Albümlerde Haliç

Nusret Karaca

.....
<<…mevsim tam lale zamanı/ geçtim bir akşam Sadabat’tan/ koltuğumda Nedim divanı>


Cahit Sıtkı Tarancı
.....
Demir Döküm fabrikasının giriş kapısının önündeyim. Fabrika düdükleri… İşçiler kartlarını basmak ve işbaşı yapmak için sıradalar. Arkadaşlarımdan bazıları burada çalışıyor.
Çok başarılı biri futbol takımı var fabrikanın. Turnuvalarda çoğunlukla birinciliği kimseye kaptırmıyorlar.


……………….


Bende futbol oynayacağım burada. Ancak öğrencileri almıyorlar. Yalnızca fabrika işçileri oynuyor. Belki okulumu bitiremem! Fabrikaya girer çalışırım!
O zaman…
Yok yok!.. Okuyacağım ben. Annem, babam çok üzülür. Sonra benim geleceğim…


……………….


Albümlerin içinde saklanmış çocuksu günlerim ve düşlerim arasına, kızımın çocuksu heyecanları karışmış. Ben ve Selin, Haliçle kucaklaşıyoruz.
Birinde fabrika önlerinde ben…
Diğerinde yıllar sonra orada açılan parkta yeşillikler içinde koşuşan, salıncaklara binen kızım.
Dün ve bugün…
Zaman içinde kısa bir yolculuk bu albümler arasında. Çevirdiğim her sayfada dolu dolu bir yaşanmışlık.
Bir gün, kavga eden sevgililere “Sizin ne aşklarınız aşk, ne de kavgalarınız kavga” diye seslenmiştim sınıfta.
“İleride anılarınıza sarılmak ve onları kucaklamak istiyorsanız, birbirinizi sevgiyle saygıyla kucaklayın, kavgalarınız da mertçe ve de emek için adalet için olsun”


……………….


Haliç bu!
Nasıl anlatabilirim kızıma şimdi oyun oynadığı parkta toplanan işçilerini emek mücadelelerini, kapılarında “aşk” uğruna gece yarılarına kadar bekledikleri sevgililerini.


……………….


Şimdi onunla Haliç iskelesindeyim.
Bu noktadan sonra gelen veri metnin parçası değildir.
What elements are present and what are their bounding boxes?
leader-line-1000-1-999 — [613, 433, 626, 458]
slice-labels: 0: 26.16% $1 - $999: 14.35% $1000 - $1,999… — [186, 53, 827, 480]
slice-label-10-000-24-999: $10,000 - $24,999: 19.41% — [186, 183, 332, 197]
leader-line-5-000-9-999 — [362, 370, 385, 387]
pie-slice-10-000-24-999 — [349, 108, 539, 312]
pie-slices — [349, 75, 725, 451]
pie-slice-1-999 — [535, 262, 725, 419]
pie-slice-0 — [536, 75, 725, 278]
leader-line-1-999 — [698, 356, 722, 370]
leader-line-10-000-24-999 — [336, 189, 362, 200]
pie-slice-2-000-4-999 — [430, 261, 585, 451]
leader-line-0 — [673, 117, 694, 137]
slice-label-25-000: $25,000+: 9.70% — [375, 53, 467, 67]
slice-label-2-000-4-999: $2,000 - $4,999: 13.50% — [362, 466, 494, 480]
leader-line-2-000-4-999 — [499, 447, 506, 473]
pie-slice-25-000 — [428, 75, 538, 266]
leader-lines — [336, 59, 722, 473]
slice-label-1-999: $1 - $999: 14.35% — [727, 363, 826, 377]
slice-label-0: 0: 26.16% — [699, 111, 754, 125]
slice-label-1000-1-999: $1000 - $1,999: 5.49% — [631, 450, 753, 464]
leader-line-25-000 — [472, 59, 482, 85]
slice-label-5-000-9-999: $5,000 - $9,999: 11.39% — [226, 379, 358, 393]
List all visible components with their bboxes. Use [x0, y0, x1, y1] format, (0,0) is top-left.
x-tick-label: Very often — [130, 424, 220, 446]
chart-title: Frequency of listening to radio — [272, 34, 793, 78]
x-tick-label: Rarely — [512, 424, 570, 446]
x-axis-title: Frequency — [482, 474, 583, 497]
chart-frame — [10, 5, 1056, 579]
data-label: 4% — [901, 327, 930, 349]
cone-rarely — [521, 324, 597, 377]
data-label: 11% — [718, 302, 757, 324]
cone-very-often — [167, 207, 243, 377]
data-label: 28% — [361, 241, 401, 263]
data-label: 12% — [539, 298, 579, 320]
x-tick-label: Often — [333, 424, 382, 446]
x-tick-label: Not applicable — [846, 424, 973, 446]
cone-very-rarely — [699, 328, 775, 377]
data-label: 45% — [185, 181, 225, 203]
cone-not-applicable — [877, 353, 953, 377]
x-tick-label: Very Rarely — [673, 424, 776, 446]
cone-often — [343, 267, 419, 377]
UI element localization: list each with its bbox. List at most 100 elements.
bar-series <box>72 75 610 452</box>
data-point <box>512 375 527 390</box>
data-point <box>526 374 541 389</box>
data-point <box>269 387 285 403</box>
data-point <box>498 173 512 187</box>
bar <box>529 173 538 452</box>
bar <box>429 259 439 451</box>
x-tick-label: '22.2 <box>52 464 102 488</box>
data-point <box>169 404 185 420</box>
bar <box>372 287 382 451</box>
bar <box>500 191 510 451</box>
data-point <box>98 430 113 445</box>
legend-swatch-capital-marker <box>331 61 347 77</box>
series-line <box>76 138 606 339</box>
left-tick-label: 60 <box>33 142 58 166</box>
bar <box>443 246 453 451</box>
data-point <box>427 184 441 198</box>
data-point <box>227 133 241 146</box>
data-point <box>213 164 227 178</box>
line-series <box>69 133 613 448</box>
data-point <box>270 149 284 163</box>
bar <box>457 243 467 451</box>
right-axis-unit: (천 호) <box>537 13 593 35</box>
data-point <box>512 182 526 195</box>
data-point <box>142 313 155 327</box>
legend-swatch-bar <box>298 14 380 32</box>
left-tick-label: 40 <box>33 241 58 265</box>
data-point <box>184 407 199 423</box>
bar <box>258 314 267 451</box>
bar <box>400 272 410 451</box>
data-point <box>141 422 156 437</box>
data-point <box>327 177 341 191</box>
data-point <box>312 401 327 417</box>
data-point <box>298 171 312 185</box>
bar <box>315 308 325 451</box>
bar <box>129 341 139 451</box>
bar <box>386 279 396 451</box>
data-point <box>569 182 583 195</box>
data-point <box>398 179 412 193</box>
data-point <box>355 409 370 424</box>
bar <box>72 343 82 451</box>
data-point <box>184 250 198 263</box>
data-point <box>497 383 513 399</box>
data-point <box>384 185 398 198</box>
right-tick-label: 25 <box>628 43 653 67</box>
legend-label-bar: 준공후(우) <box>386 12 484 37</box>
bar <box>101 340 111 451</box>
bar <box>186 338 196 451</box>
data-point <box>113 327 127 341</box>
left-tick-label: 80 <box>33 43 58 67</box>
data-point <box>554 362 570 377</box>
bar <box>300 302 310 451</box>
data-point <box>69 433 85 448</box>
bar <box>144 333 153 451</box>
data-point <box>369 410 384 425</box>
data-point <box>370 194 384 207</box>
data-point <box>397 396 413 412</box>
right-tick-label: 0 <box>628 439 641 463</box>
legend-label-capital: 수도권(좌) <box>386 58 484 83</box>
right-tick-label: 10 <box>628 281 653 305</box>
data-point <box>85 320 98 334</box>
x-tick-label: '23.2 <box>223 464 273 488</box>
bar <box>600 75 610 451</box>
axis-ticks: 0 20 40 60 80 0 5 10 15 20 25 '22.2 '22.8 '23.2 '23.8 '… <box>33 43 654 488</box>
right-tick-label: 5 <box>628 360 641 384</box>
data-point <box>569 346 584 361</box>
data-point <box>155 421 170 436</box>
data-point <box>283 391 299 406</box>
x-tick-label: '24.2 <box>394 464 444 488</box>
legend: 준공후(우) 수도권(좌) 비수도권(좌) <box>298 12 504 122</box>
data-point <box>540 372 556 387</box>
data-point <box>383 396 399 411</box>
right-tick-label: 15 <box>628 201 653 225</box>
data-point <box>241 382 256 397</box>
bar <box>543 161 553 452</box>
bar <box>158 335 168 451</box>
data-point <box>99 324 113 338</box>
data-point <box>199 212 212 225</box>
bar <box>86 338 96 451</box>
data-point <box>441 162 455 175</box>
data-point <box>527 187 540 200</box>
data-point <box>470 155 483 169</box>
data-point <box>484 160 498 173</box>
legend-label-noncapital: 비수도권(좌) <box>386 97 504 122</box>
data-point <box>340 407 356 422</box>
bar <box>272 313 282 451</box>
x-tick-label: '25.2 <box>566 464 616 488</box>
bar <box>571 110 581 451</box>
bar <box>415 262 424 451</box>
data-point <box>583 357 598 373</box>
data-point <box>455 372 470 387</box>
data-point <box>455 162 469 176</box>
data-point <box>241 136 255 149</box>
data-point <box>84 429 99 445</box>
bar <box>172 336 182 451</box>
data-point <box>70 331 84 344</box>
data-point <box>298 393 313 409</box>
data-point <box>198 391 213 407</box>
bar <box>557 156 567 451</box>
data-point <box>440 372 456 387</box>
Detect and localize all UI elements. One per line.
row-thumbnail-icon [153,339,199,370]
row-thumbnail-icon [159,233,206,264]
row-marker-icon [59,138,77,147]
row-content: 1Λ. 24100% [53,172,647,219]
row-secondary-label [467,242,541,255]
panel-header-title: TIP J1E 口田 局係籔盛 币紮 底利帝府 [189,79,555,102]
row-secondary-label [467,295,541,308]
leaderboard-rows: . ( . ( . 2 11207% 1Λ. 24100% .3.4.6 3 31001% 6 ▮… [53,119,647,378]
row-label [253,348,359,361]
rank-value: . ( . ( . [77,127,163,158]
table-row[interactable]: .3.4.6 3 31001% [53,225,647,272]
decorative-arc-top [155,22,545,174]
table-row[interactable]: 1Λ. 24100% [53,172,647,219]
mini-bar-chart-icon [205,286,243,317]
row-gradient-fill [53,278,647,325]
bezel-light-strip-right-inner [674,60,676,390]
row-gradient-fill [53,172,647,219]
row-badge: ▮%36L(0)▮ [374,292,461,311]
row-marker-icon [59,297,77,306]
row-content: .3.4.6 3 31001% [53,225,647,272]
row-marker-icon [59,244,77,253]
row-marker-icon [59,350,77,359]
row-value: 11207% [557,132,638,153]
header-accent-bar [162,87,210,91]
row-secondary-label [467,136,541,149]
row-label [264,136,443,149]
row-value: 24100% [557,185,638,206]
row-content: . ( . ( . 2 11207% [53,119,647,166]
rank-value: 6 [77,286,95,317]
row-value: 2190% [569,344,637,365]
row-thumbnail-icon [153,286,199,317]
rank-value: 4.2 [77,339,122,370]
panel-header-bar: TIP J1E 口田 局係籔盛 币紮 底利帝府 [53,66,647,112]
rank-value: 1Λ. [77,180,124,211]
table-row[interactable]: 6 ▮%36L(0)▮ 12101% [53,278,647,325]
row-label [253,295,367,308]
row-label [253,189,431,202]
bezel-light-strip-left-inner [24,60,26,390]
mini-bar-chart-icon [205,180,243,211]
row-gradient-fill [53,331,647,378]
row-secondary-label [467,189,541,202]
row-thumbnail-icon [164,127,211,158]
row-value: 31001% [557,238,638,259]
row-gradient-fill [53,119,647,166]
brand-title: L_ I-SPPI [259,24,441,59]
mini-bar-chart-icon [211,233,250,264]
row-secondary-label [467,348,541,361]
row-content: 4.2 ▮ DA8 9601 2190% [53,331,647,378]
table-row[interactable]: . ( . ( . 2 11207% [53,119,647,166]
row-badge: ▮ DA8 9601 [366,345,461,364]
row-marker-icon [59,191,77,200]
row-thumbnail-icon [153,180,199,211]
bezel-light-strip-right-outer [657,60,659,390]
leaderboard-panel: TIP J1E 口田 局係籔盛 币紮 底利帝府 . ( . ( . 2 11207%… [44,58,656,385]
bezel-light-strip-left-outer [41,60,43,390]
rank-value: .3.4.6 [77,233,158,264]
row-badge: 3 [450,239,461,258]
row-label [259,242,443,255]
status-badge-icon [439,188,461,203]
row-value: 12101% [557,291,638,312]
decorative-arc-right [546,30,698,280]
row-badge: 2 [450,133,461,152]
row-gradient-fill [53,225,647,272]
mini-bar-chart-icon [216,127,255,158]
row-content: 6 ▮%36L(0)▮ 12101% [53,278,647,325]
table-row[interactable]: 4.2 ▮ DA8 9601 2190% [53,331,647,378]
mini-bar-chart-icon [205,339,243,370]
Sandallardan birine bindirip fotoğrafını çekiyorum. Annesi ve öğretmenleriyle gittiği, benim “anı” yuvam olan Pierre-Loti’de çekilmiş fotoğraflarının yanına koyuyorum. Albümü de yüreğime…
Evimiz, mahallemiz, arkadaşlarımız, okulumuz, fabrikalarımız, aşklarımız, kavgalarımız, bir yanda…
Ve bir yanda yepyeni bir albüme girecek yepyeni yaşam biçimleri…
Yaşanmışlık, yaşananlar ve yaşanacaklar…
Hangisi daha güzel!
Albümlerin hangisi kalıcı? Bilgisayarlara makinelerden aktarılan fotoğraflar mı neden oldu acaba fotoğrafçı Öztürk amcanın dükkânının kapanmasına.
Mahallemizdeki saat tamircisi de kapattı dükkânını.
Saatler hiç çalışmamak üzere mi durdu Haliç’te… Yoksa zaman hızla akıp geçiyor da ona ayak uydurmakta zorluk mu çekiyor tamirciler.
Zamanı yakalayamıyorlar belki de.
Aslında dolu dolu yaşanan saniyeler, dakikalar oluşturur yaşanan saatleri. Onları durdurmak ve yeniden yaşamak isterseniz doya doya…
Tozlu rafların arasında gizlenmiş tertemiz sayfalarıyla “albümlerde” saklıdır dolu dolu yaşantılar.
“BEN HALİÇ”i öyle bir albümde saklıyorum.